Title: Platform Disintermediation: Information Effects and Pricing Remedies
Abstract: Two-sided platforms, such as labor marketplaces for hiring freelancers, typically generate revenue by matching prospective buyers and sellers and extracting commissions from completed transactions. Disintermediation, where sellers transact off-platform with buyers to bypass commission fees, can undermine the viability of these marketplaces. Although circumventing the platform allows sellers to avoid commission fees, it also leaves them fully exposed to risky buyers (given the absence of the platform's payment protections) and incurs switching costs (given the absence of the platform's transaction infrastructure). In this paper, we consider interventions for addressing disintermediation, focusing on the pricing and informational levers available to the platform, where the latter refers to the accuracy of the signal sellers receive about buyers' riskiness. First, while intuition suggests platforms should counter disintermediation by lowering commission rates, in a high-information environment a platform may be better off raising them. Further, a platform may strictly benefit from sellers receiving a partially-informative buyer signal (i.e., not perfectly revealing nor concealing a buyer's riskiness), particularly when switching costs are low. Finally, while charging sellers platform-access fees can immunize the platform from disintermediation, it can fall short of the optimal revenue under commission-based pricing. We also examine the efficacy of banning sellers that are caught disintermediating, and extend our findings to a setting with repeated transactions. Overall, our results shed light on how disintermediation disrupts platform operations and offers prescriptions for platforms seeking to counteract it.

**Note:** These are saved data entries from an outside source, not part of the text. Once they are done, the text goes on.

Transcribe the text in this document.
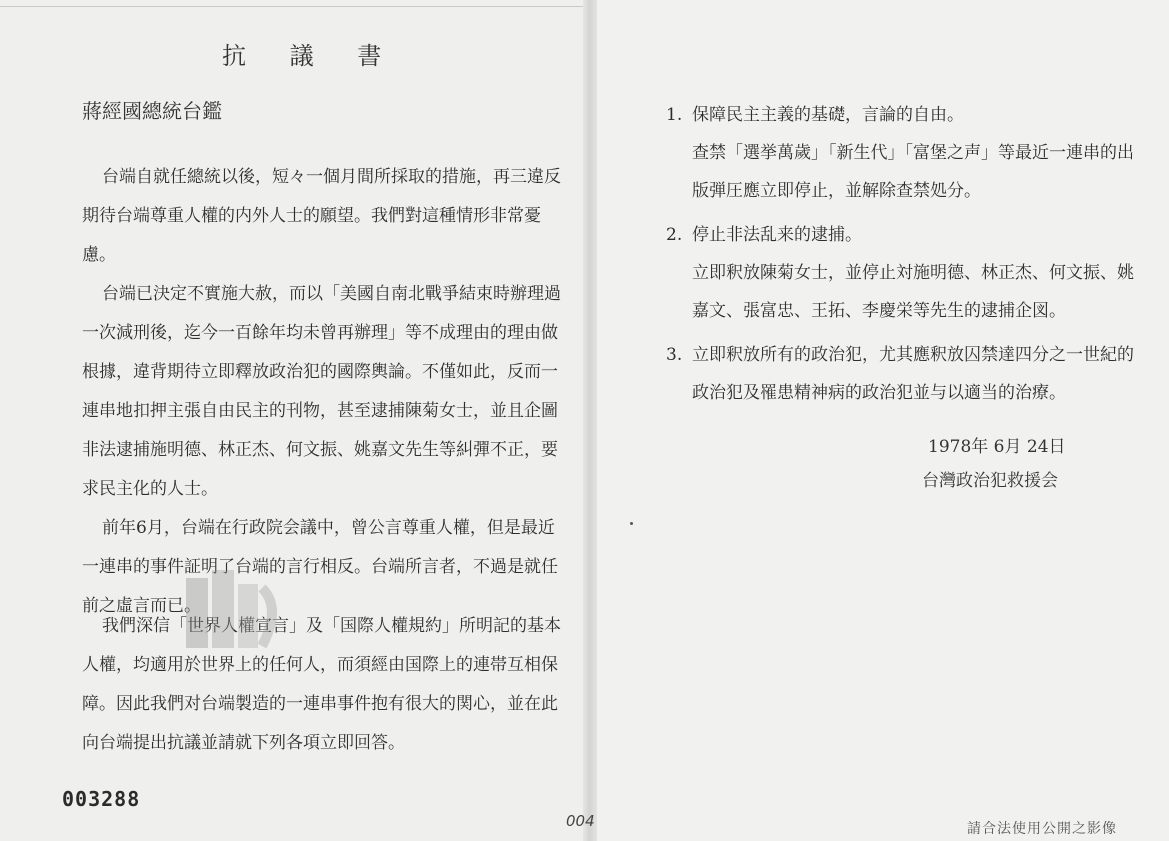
抗 議 書
蔣經國總統台鑑

台端自就任總統以後，短々一個月間所採取的措施，再三違反期待台端尊重人權的内外人士的願望。我們對這種情形非常憂慮。

台端已決定不實施大赦，而以「美國自南北戰爭結束時辦理過一次減刑後，迄今一百餘年均未曾再辦理」等不成理由的理由做根據，違背期待立即釋放政治犯的國際輿論。不僅如此，反而一連串地扣押主張自由民主的刊物，甚至逮捕陳菊女士，並且企圖非法逮捕施明德、林正杰、何文振、姚嘉文先生等糾彈不正，要求民主化的人士。

前年6月，台端在行政院会議中，曾公言尊重人權，但是最近一連串的事件証明了台端的言行相反。台端所言者，不過是就任前之虛言而已。

我們深信「世界人權宣言」及「国際人權規約」所明記的基本人權，均適用於世界上的任何人，而須經由国際上的連帯互相保障。因此我們对台端製造的一連串事件抱有很大的関心，並在此向台端提出抗議並請就下列各項立即回答。

003288
1. 保障民主主義的基礎，言論的自由。
查禁「選挙萬歲」「新生代」「富堡之声」等最近一連串的出版弾圧應立即停止，並解除查禁処分。
2. 停止非法乱来的逮捕。
立即釈放陳菊女士，並停止対施明德、林正杰、何文振、姚嘉文、張富忠、王拓、李慶栄等先生的逮捕企図。
3. 立即釈放所有的政治犯，尤其應釈放囚禁達四分之一世紀的政治犯及罹患精神病的政治犯並与以適当的治療。
1978年 6月 24日
台灣政治犯救援会
004	請合法使用公開之影像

Bio: Auyon Siddiq is an Assistant Professor of Decisions, Operations and Technology Management at the UCLA Anderson School of Management. His research draws from optimization, machine learning, econometrics, and game theory, with a common thread of fitting structural models to data. Auyon is also interested in models of strategic behavior as it relates to incentives and competition. Contextual areas of his work include urban mobility, healthcare, and labor platforms.
At Anderson, he taught the core analytics course in the full-time MBA program and the core optimization course in the Master of Science in Business Analytics (MSBA) program. In 2020, he was named to Poets&Quants' list of the Best 40-Under-40 Business School Professors.
Before joining UCLA, Auyon received a PhD in Operations Research from the University of California, Berkeley, an MASc in Industrial Engineering from the University of Toronto, and a BEng in Electrical Engineering from Dalhousie University, which is in his hometown of Halifax, Canada.